The addition of NUVIA CPUs will help elevate Qualcomm’s Snapdragon as the platform of choice for the future of connected computing. It will add to Qualcomm’s leading mobile graphics processing unit (GPU), AI engine, DSP and dedicated multimedia accelerators.
NUVIA CPUs will be integrated into Qualcomm’s catalogue of smartphones, laptops and digital cockpits, as well as Advanced Driver Assistance Systems, extended reality and infrastructure networking solutions, according to the release.
“Creating high performance, low-power processors and highly integrated, complex SoCs are part of our DNA,” said Jim Thompson, chief technology officer of Qualcomm. “Adding NUVIA’s deep understanding of high-performance design and integrating NUVIA CPUs with Snapdragon — together with our industry-leading graphics and AI — will take computing performance to a new level and drive new capabilities for products that serve multiple industries.”
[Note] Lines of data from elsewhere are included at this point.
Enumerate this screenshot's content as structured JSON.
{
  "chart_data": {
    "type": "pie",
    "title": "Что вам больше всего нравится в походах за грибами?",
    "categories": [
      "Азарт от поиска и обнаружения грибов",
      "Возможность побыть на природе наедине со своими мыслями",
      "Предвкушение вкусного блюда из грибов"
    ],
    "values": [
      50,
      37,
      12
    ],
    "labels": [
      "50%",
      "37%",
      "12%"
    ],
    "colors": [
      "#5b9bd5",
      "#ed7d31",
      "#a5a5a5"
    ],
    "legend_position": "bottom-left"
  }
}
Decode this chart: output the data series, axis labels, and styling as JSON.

Silicon Valley’s NUVIA was launched in 2019 by former Apple executives Gerard Williams III, John Bruno and Manu Gulati, all of whom will join Qualcomm, along with their employees. Together, the three have been granted 100 patents across 20 chips engineered at AMD, Apple, Arm, Broadcom and Google, according to NUVIA’s website.
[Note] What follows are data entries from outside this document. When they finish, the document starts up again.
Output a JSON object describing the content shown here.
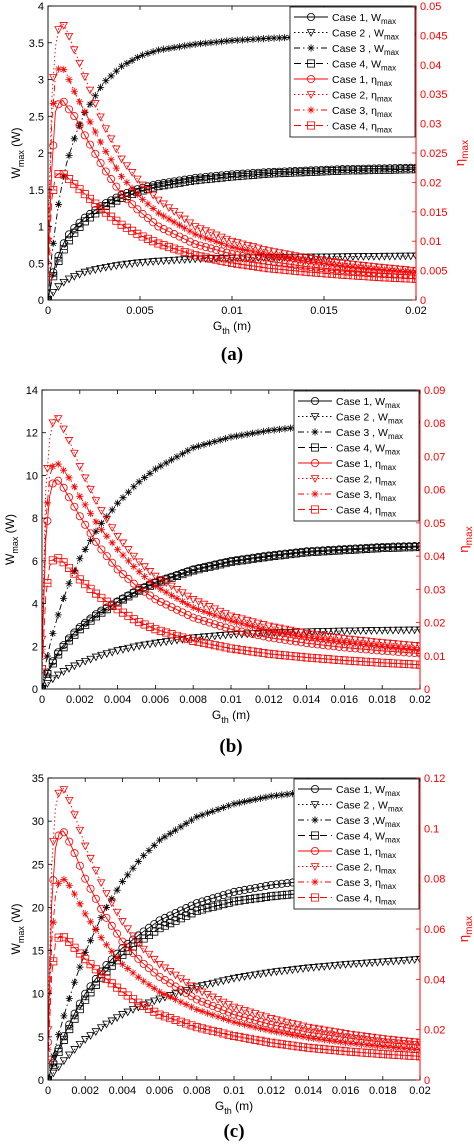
{
  "colors": {
    "w": "#000000",
    "eta": "#ff0000"
  },
  "chart_data": [
    {
      "type": "line",
      "panel": "(a)",
      "xlabel": "G",
      "xlabel_sub": "th",
      "xlabel_unit": " (m)",
      "ylabel": "W",
      "ylabel_sub": "max",
      "ylabel_unit": " (W)",
      "y2label": "η",
      "y2label_sub": "max",
      "xlim": [
        0,
        0.02
      ],
      "ylim": [
        0,
        4
      ],
      "y2lim": [
        0,
        0.05
      ],
      "xticks": [
        "0",
        "0.005",
        "0.01",
        "0.015",
        "0.02"
      ],
      "yticks": [
        "0",
        "0.5",
        "1",
        "1.5",
        "2",
        "2.5",
        "3",
        "3.5",
        "4"
      ],
      "y2ticks": [
        "0",
        "0.005",
        "0.01",
        "0.015",
        "0.02",
        "0.025",
        "0.03",
        "0.035",
        "0.04",
        "0.045",
        "0.05"
      ],
      "legend_position": "top-right",
      "legend": [
        "Case 1, W_max",
        "Case 2 , W_max",
        "Case 3 , W_max",
        "Case 4, W_max",
        "Case 1, η_max",
        "Case 2, η_max",
        "Case 3, η_max",
        "Case 4, η_max"
      ],
      "x": [
        0,
        0.0002,
        0.0004,
        0.0006,
        0.0008,
        0.001,
        0.0015,
        0.002,
        0.003,
        0.004,
        0.005,
        0.006,
        0.008,
        0.01,
        0.012,
        0.014,
        0.016,
        0.018,
        0.02
      ],
      "series": [
        {
          "name": "Case 1, W_max",
          "axis": "left",
          "values": [
            0,
            0.3,
            0.48,
            0.62,
            0.74,
            0.85,
            1.0,
            1.12,
            1.3,
            1.43,
            1.52,
            1.58,
            1.66,
            1.71,
            1.74,
            1.76,
            1.78,
            1.79,
            1.8
          ]
        },
        {
          "name": "Case 2 , W_max",
          "axis": "left",
          "values": [
            0,
            0.08,
            0.14,
            0.19,
            0.23,
            0.27,
            0.33,
            0.38,
            0.44,
            0.48,
            0.51,
            0.53,
            0.56,
            0.57,
            0.58,
            0.585,
            0.59,
            0.595,
            0.6
          ]
        },
        {
          "name": "Case 3 , W_max",
          "axis": "left",
          "values": [
            0,
            0.6,
            1.0,
            1.35,
            1.62,
            1.85,
            2.25,
            2.55,
            2.95,
            3.18,
            3.32,
            3.4,
            3.48,
            3.53,
            3.56,
            3.58,
            3.6,
            3.61,
            3.62
          ]
        },
        {
          "name": "Case 4, W_max",
          "axis": "left",
          "values": [
            0,
            0.25,
            0.42,
            0.55,
            0.66,
            0.76,
            0.94,
            1.07,
            1.26,
            1.39,
            1.48,
            1.55,
            1.63,
            1.68,
            1.72,
            1.74,
            1.76,
            1.77,
            1.78
          ]
        },
        {
          "name": "Case 1, η_max",
          "axis": "right",
          "values": [
            0.006,
            0.022,
            0.032,
            0.0335,
            0.034,
            0.033,
            0.031,
            0.028,
            0.0225,
            0.018,
            0.015,
            0.0125,
            0.0095,
            0.0078,
            0.0066,
            0.0057,
            0.0051,
            0.0046,
            0.0042
          ]
        },
        {
          "name": "Case 2, η_max",
          "axis": "right",
          "values": [
            0.01,
            0.034,
            0.043,
            0.0465,
            0.047,
            0.046,
            0.042,
            0.038,
            0.03,
            0.024,
            0.02,
            0.017,
            0.0125,
            0.01,
            0.0084,
            0.0072,
            0.0063,
            0.0056,
            0.005
          ]
        },
        {
          "name": "Case 3, η_max",
          "axis": "right",
          "values": [
            0.008,
            0.03,
            0.038,
            0.0395,
            0.0395,
            0.0385,
            0.035,
            0.032,
            0.026,
            0.021,
            0.0175,
            0.0148,
            0.0112,
            0.009,
            0.0076,
            0.0066,
            0.0058,
            0.0052,
            0.0047
          ]
        },
        {
          "name": "Case 4, η_max",
          "axis": "right",
          "values": [
            0.004,
            0.017,
            0.021,
            0.0215,
            0.0215,
            0.021,
            0.0195,
            0.018,
            0.0152,
            0.0128,
            0.011,
            0.0096,
            0.0076,
            0.0063,
            0.0054,
            0.0048,
            0.0043,
            0.0039,
            0.0036
          ]
        }
      ]
    },
    {
      "type": "line",
      "panel": "(b)",
      "xlabel": "G",
      "xlabel_sub": "th",
      "xlabel_unit": " (m)",
      "ylabel": "W",
      "ylabel_sub": "max",
      "ylabel_unit": " (W)",
      "y2label": "η",
      "y2label_sub": "max",
      "xlim": [
        0,
        0.02
      ],
      "ylim": [
        0,
        14
      ],
      "y2lim": [
        0,
        0.09
      ],
      "xticks": [
        "0",
        "0.002",
        "0.004",
        "0.006",
        "0.008",
        "0.01",
        "0.012",
        "0.014",
        "0.016",
        "0.018",
        "0.02"
      ],
      "yticks": [
        "0",
        "2",
        "4",
        "6",
        "8",
        "10",
        "12",
        "14"
      ],
      "y2ticks": [
        "0",
        "0.01",
        "0.02",
        "0.03",
        "0.04",
        "0.05",
        "0.06",
        "0.07",
        "0.08",
        "0.09"
      ],
      "legend_position": "top-right",
      "legend": [
        "Case 1, W_max",
        "Case 2 , W_max",
        "Case 3 , W_max",
        "Case 4, W_max",
        "Case 1, η_max",
        "Case 2, η_max",
        "Case 3, η_max",
        "Case 4, η_max"
      ],
      "x": [
        0,
        0.0002,
        0.0004,
        0.0006,
        0.0008,
        0.001,
        0.0015,
        0.002,
        0.003,
        0.004,
        0.005,
        0.006,
        0.008,
        0.01,
        0.012,
        0.014,
        0.016,
        0.018,
        0.02
      ],
      "series": [
        {
          "name": "Case 1, W_max",
          "axis": "left",
          "values": [
            0,
            0.6,
            1.0,
            1.35,
            1.65,
            1.9,
            2.45,
            2.9,
            3.6,
            4.1,
            4.6,
            5.0,
            5.6,
            6.0,
            6.25,
            6.45,
            6.55,
            6.65,
            6.7
          ]
        },
        {
          "name": "Case 2 , W_max",
          "axis": "left",
          "values": [
            0,
            0.2,
            0.35,
            0.5,
            0.62,
            0.75,
            1.0,
            1.2,
            1.55,
            1.8,
            2.0,
            2.15,
            2.4,
            2.55,
            2.63,
            2.68,
            2.72,
            2.75,
            2.77
          ]
        },
        {
          "name": "Case 3 , W_max",
          "axis": "left",
          "values": [
            0,
            1.2,
            2.0,
            2.7,
            3.3,
            3.9,
            5.1,
            6.1,
            7.6,
            8.7,
            9.6,
            10.3,
            11.3,
            11.8,
            12.1,
            12.3,
            12.4,
            12.45,
            12.5
          ]
        },
        {
          "name": "Case 4, W_max",
          "axis": "left",
          "values": [
            0,
            0.55,
            0.9,
            1.25,
            1.55,
            1.8,
            2.35,
            2.8,
            3.5,
            4.05,
            4.55,
            4.95,
            5.55,
            5.95,
            6.2,
            6.4,
            6.5,
            6.6,
            6.65
          ]
        },
        {
          "name": "Case 1, η_max",
          "axis": "right",
          "values": [
            0.01,
            0.045,
            0.058,
            0.0625,
            0.063,
            0.062,
            0.057,
            0.052,
            0.043,
            0.036,
            0.031,
            0.027,
            0.0215,
            0.018,
            0.0155,
            0.0138,
            0.0125,
            0.0115,
            0.0107
          ]
        },
        {
          "name": "Case 2, η_max",
          "axis": "right",
          "values": [
            0.015,
            0.06,
            0.075,
            0.081,
            0.082,
            0.08,
            0.074,
            0.067,
            0.055,
            0.046,
            0.039,
            0.034,
            0.027,
            0.022,
            0.019,
            0.0168,
            0.0152,
            0.014,
            0.013
          ]
        },
        {
          "name": "Case 3, η_max",
          "axis": "right",
          "values": [
            0.012,
            0.05,
            0.064,
            0.0675,
            0.068,
            0.067,
            0.063,
            0.058,
            0.049,
            0.042,
            0.036,
            0.031,
            0.0245,
            0.0205,
            0.0175,
            0.0155,
            0.014,
            0.0128,
            0.0118
          ]
        },
        {
          "name": "Case 4, η_max",
          "axis": "right",
          "values": [
            0.006,
            0.028,
            0.037,
            0.039,
            0.0395,
            0.039,
            0.036,
            0.033,
            0.028,
            0.024,
            0.0205,
            0.018,
            0.0145,
            0.0122,
            0.0106,
            0.0095,
            0.0086,
            0.0079,
            0.0073
          ]
        }
      ]
    },
    {
      "type": "line",
      "panel": "(c)",
      "xlabel": "G",
      "xlabel_sub": "th",
      "xlabel_unit": " (m)",
      "ylabel": "W",
      "ylabel_sub": "max",
      "ylabel_unit": " (W)",
      "y2label": "η",
      "y2label_sub": "max",
      "xlim": [
        0,
        0.02
      ],
      "ylim": [
        0,
        35
      ],
      "y2lim": [
        0,
        0.12
      ],
      "xticks": [
        "0",
        "0.002",
        "0.004",
        "0.006",
        "0.008",
        "0.01",
        "0.012",
        "0.014",
        "0.016",
        "0.018",
        "0.02"
      ],
      "yticks": [
        "0",
        "5",
        "10",
        "15",
        "20",
        "25",
        "30",
        "35"
      ],
      "y2ticks": [
        "0",
        "0.02",
        "0.04",
        "0.06",
        "0.08",
        "0.1",
        "0.12"
      ],
      "legend_position": "top-right",
      "legend": [
        "Case 1, W_max",
        "Case 2 , W_max",
        "Case 3 ,W_max",
        "Case 4, W_max",
        "Case 1, η_max",
        "Case 2, η_max",
        "Case 3, η_max",
        "Case 4, η_max"
      ],
      "x": [
        0,
        0.0002,
        0.0004,
        0.0006,
        0.0008,
        0.001,
        0.0015,
        0.002,
        0.003,
        0.004,
        0.005,
        0.006,
        0.008,
        0.01,
        0.012,
        0.014,
        0.016,
        0.018,
        0.02
      ],
      "series": [
        {
          "name": "Case 1, W_max",
          "axis": "left",
          "values": [
            0,
            1.5,
            2.7,
            3.8,
            4.8,
            5.8,
            8.0,
            10.0,
            13.0,
            15.3,
            17.0,
            18.5,
            20.5,
            21.8,
            22.6,
            23.1,
            23.5,
            23.8,
            24.0
          ]
        },
        {
          "name": "Case 2 , W_max",
          "axis": "left",
          "values": [
            0,
            0.6,
            1.1,
            1.6,
            2.1,
            2.6,
            3.7,
            4.7,
            6.3,
            7.6,
            8.6,
            9.4,
            10.8,
            11.8,
            12.5,
            13.0,
            13.4,
            13.7,
            14.0
          ]
        },
        {
          "name": "Case 3 ,W_max",
          "axis": "left",
          "values": [
            0,
            2.0,
            3.8,
            5.5,
            7.0,
            8.5,
            11.8,
            14.8,
            19.5,
            23.0,
            25.7,
            27.8,
            30.5,
            32.0,
            32.9,
            33.4,
            33.7,
            33.9,
            34.0
          ]
        },
        {
          "name": "Case 4, W_max",
          "axis": "left",
          "values": [
            0,
            1.3,
            2.4,
            3.4,
            4.4,
            5.3,
            7.4,
            9.3,
            12.3,
            14.5,
            16.2,
            17.6,
            19.6,
            20.7,
            21.3,
            21.7,
            21.9,
            22.0,
            22.1
          ]
        },
        {
          "name": "Case 1, η_max",
          "axis": "right",
          "values": [
            0.015,
            0.07,
            0.092,
            0.098,
            0.099,
            0.097,
            0.089,
            0.08,
            0.066,
            0.055,
            0.047,
            0.041,
            0.032,
            0.026,
            0.022,
            0.019,
            0.0168,
            0.015,
            0.0138
          ]
        },
        {
          "name": "Case 2, η_max",
          "axis": "right",
          "values": [
            0.02,
            0.085,
            0.108,
            0.115,
            0.116,
            0.114,
            0.104,
            0.093,
            0.076,
            0.063,
            0.053,
            0.046,
            0.036,
            0.029,
            0.0245,
            0.021,
            0.0185,
            0.0165,
            0.015
          ]
        },
        {
          "name": "Case 3, η_max",
          "axis": "right",
          "values": [
            0.012,
            0.055,
            0.073,
            0.079,
            0.08,
            0.079,
            0.073,
            0.066,
            0.055,
            0.046,
            0.04,
            0.035,
            0.028,
            0.023,
            0.0195,
            0.0168,
            0.0148,
            0.0133,
            0.012
          ]
        },
        {
          "name": "Case 4, η_max",
          "axis": "right",
          "values": [
            0.008,
            0.042,
            0.054,
            0.057,
            0.057,
            0.056,
            0.052,
            0.048,
            0.041,
            0.035,
            0.03,
            0.026,
            0.021,
            0.0175,
            0.0148,
            0.0128,
            0.0114,
            0.0103,
            0.0094
          ]
        }
      ]
    }
  ]
}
The planned acquisition has the support of Qualcomm’s large tech customers, including Microsoft, Google, Samsung, Sony, Sharp, Panasonic and others.
Qualcomm said at the start of 2020 that it was anticipating to ship 1 billion 5G smartphones by 2023. Amon spoke at last year’s Computer Electronics Show and introduced the Yoga 5G, a Lenovo 5G PC dual-purpose laptop and tablet. The first rollout of 5G laptops is being powered by Qualcomm’s Snapdragon X55 modem.
Ericsson said in November that the rollout of 5G technology is moving quicker than anyone anticipated, thanks in part to the worldwide pandemic. The Swedish telecom equipment giant said is anticipated that 15 percent of the world’s population will live in areas that have 5G.